Duke Energy Spending Billions of Dollars to Address Coal Ash Pollution in North Carolina
A press release issued by the N.C. Department of Environmental Quality (DEQ) on April 1, 2019 (https://deq.nc.gov/news/press-releases/2019/04/01/deq-orders-duke-energy-excavate-coal-ash-six-remaining-sites), stated that “DEQ ordered Duke Energy Progress, LLC to excavate all remaining coal ash impoundments in North Carolina. After conducting a rigorous scientific review of Duke Energy’s proposals for Allen, Belews, Cliffside/Rogers, Marshall, Mayo and Roxboro facilities, and conducting public listening sessions in impacted communities, DEQ has determined excavation of all six sites is the only closure option that meets the requirements of Coal Ash Management Act to best protect public health. The coal ash must be disposed of in a lined landfill.” An article posted by Utility Dive (https://www.utilitydive.com/news/duke-north-carolina-coal-ash-pond-excavation-order-to-cost-4-5b/551788/) stated that “Duke estimates costs to comply with the new order will add $4-5 billion to the current $5.6 billion clean up, covering construction and engineering as well as transporting the actual waste….” According to Utility Dive, “[t]he decision by North Carolina regulators to require excavation rather than “cap-in-place” echoes similar directives from state leaders and utilities in Virginia and Georgia, representing wins for environmentalists who argue the only safe way to protect groundwater from coal ash is to fully excavate the ponds and move the ash to plastic-lined pits or recycle it. Most utilities prefer the “cap-in-place” method,” which is a significantly less expensive remediation alternative.
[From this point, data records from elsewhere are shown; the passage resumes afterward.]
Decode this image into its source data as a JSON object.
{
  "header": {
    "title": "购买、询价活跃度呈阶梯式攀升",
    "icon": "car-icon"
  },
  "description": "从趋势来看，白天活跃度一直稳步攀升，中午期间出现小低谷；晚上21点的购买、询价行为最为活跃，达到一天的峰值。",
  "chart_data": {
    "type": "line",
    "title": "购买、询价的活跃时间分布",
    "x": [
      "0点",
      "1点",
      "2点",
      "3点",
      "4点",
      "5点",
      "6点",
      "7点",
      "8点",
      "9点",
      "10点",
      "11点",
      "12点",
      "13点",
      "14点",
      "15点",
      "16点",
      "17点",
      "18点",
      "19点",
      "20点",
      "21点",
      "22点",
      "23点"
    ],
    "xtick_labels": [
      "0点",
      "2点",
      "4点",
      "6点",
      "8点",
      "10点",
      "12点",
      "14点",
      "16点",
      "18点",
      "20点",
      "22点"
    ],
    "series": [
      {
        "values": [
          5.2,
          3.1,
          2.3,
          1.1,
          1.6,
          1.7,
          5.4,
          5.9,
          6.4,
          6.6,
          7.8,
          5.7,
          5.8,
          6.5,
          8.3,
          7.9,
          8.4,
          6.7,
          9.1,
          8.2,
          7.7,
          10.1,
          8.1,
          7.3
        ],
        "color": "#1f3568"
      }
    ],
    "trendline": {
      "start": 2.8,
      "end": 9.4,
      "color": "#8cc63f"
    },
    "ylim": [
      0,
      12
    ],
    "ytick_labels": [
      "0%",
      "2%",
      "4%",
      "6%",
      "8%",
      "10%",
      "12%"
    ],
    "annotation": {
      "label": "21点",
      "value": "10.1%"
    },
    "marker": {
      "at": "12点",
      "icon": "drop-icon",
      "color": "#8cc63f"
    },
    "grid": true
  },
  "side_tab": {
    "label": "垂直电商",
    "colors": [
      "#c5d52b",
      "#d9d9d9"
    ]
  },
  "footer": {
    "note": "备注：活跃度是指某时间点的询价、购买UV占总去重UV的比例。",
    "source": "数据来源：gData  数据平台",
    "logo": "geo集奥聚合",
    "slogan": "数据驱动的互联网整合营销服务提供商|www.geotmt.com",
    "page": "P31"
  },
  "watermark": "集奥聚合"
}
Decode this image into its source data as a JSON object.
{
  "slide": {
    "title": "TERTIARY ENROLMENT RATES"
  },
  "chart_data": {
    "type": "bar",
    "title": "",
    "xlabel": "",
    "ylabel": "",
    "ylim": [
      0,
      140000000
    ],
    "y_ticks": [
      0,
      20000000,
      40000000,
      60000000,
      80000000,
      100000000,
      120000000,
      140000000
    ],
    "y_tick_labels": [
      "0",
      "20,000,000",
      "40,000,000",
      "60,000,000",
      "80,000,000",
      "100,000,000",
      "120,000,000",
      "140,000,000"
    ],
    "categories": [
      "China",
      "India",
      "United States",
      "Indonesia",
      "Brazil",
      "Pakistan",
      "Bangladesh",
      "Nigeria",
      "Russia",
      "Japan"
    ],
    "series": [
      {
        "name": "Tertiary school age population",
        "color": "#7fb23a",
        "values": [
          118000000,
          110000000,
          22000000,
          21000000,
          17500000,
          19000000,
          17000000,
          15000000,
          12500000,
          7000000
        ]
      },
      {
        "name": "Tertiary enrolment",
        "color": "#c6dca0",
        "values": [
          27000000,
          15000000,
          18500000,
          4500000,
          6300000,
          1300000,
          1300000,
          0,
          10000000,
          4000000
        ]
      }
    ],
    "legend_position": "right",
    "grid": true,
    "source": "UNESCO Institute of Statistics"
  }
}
Environmental Liability Take-Away: Do not put your guard done just because a waste stream has been excluded from RCRA Subtitle C requirements for hazardous waste. When it comes to management of wastes, avoid the penny-wise dollar foolish approach.
Remember: the definition of hazardous substances under CERCLA is broad; RCRA hazardous wastes are merely a subset of CERCLA hazardous substances. Having cut my teeth as a CERCLA enforcement attorney assigned to large mining sites that were the subject of extensive and expensive removal and remedial actions, I have always cautioned clients and students to be mindful of potential response action exposure from the failure to properly manage and dispose of substances that are not hazardous wastes under RCRA but are hazardous substances that may pose an imminent and substantial endangerment to human health or the environment. Thus, generation of mining wastes that are “Bevill-exempt” from RCRA hazardous waste designation, may still result in CERCLA liability. Used oil is another example. Generators of used oil, which is not a listed hazardous waste and is subject to relaxed standards under 40 CFR Part 279, have been identified as potentially responsible parties (PRPs) when their used oil ended up at NPL sites.
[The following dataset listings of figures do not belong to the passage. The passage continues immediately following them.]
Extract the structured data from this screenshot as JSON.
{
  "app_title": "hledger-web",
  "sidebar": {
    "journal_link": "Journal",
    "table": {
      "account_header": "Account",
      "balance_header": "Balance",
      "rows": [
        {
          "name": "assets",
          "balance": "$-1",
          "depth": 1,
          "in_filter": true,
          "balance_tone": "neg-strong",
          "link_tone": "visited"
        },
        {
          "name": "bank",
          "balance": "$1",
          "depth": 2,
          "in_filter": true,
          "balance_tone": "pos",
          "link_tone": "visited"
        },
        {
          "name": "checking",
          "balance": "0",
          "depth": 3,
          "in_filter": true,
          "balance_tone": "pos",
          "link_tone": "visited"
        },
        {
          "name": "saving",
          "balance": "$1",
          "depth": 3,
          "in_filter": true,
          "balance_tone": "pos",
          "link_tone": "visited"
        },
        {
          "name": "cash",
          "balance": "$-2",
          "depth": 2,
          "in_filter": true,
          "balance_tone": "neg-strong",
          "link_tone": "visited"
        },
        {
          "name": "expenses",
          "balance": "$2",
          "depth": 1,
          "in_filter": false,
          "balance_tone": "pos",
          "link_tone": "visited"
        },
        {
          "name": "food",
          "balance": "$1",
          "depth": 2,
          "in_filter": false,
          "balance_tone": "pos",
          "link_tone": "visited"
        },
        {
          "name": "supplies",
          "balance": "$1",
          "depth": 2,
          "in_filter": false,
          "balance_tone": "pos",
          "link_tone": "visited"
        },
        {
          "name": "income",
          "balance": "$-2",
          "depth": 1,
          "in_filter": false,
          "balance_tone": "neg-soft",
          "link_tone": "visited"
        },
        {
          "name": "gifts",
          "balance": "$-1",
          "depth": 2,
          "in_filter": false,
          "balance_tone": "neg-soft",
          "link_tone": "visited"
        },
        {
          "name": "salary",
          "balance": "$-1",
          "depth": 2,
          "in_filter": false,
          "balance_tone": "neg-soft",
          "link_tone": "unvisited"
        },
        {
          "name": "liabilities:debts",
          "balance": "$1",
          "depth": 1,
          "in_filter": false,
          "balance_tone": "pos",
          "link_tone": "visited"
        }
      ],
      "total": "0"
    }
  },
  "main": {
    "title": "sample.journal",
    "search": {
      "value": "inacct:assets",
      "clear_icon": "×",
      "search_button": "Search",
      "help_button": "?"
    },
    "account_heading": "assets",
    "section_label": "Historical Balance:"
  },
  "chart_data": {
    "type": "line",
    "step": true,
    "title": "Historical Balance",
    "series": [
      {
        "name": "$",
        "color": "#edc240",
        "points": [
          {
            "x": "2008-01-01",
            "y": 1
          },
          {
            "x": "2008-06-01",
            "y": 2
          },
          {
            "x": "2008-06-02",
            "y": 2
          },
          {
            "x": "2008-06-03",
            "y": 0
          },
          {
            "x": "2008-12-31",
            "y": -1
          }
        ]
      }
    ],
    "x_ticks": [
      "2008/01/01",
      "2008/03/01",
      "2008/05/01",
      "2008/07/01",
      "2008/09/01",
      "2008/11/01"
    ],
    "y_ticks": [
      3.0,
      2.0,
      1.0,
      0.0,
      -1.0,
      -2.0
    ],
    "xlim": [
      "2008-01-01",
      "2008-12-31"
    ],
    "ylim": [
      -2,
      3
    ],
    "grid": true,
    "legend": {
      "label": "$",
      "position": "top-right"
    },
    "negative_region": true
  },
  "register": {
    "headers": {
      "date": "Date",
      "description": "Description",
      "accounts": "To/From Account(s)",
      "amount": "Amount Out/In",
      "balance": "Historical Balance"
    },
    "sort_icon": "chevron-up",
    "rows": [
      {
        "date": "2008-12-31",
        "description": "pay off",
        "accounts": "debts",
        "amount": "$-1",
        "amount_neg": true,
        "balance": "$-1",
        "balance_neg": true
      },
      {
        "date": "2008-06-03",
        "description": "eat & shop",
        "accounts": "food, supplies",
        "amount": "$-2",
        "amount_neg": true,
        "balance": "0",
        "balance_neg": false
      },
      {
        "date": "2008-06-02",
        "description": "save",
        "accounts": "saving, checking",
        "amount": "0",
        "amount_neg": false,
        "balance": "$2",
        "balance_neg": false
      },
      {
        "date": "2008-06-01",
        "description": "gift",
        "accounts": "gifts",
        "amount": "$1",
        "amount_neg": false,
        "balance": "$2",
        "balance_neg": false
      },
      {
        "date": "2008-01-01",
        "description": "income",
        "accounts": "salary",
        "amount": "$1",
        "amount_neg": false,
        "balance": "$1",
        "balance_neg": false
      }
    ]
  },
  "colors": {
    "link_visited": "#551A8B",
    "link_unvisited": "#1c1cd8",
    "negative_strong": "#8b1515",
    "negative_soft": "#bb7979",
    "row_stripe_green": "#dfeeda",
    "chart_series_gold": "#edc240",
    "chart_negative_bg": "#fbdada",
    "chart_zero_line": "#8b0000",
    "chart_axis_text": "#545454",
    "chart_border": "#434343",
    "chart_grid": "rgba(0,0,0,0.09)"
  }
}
In my mind, management of coal ash is subject to the same paradigm. In the absence of strong regulatory standards, industry adopted standard operating procedures for coal ash disposal that in hindsight have proven to cause substantial environmental damage and are now deemed to be inadequate. As a result, much like the hard rock mining industry in the Rocky Mountain region, enormous response costs are now being borne by utilities who have generated and disposed of coal ash in the past.
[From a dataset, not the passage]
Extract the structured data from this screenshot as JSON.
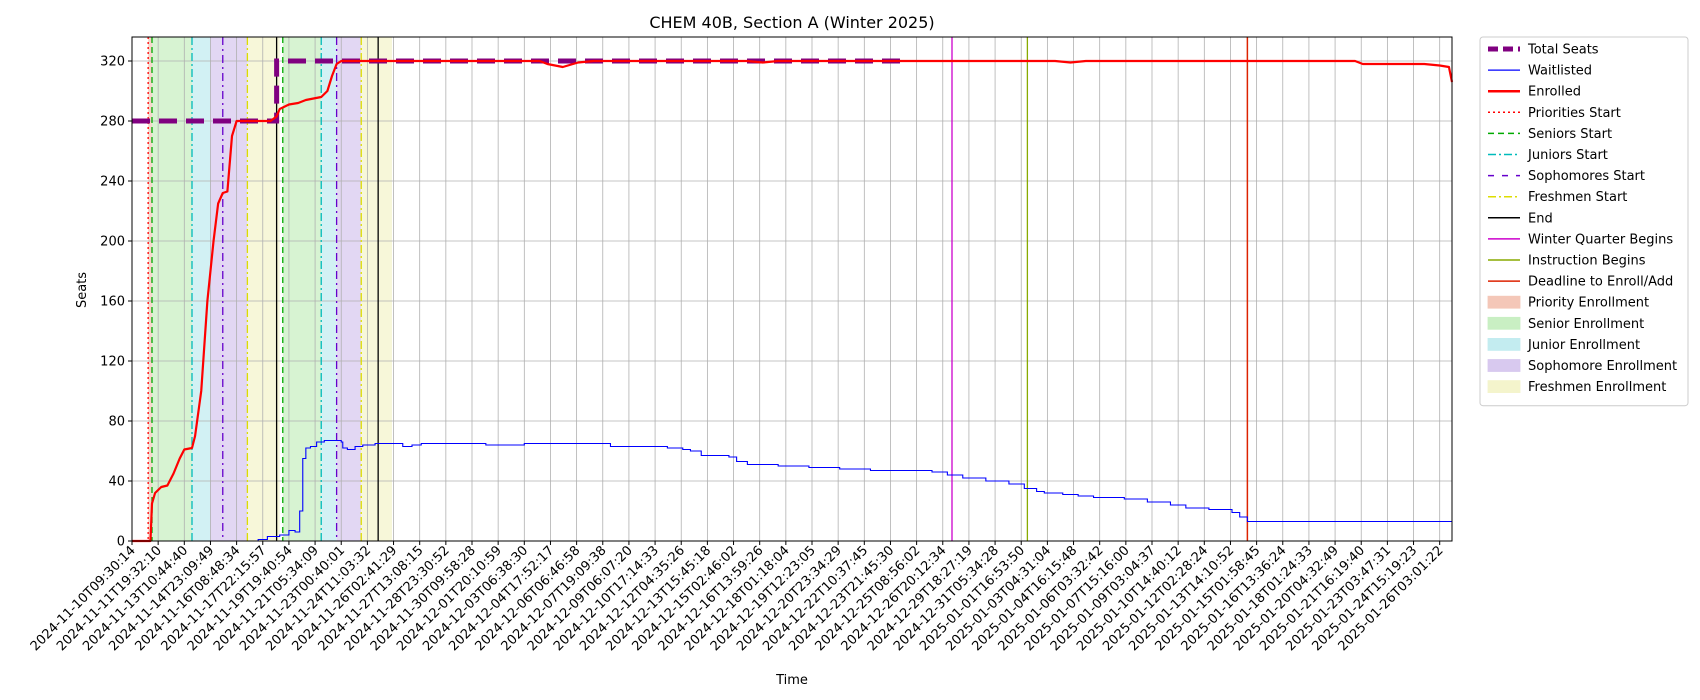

Finally, do not allow the reduced specter of environmental enforcement and response action exposure under the current Administration to lull you into a false sense of security. Powerful state laws like the North Carolina Coal Ash Management Act (CAMA) and active attention from environmental groups and stakeholders remain a viable force. Moreover, the environmental regulatory pendulum will swing back… probably with a vengeance. So, keep your eyes open, keep doing your due diligence to comply with environmental requirements and minimize response action exposure. In other words, don’t lead with your chin!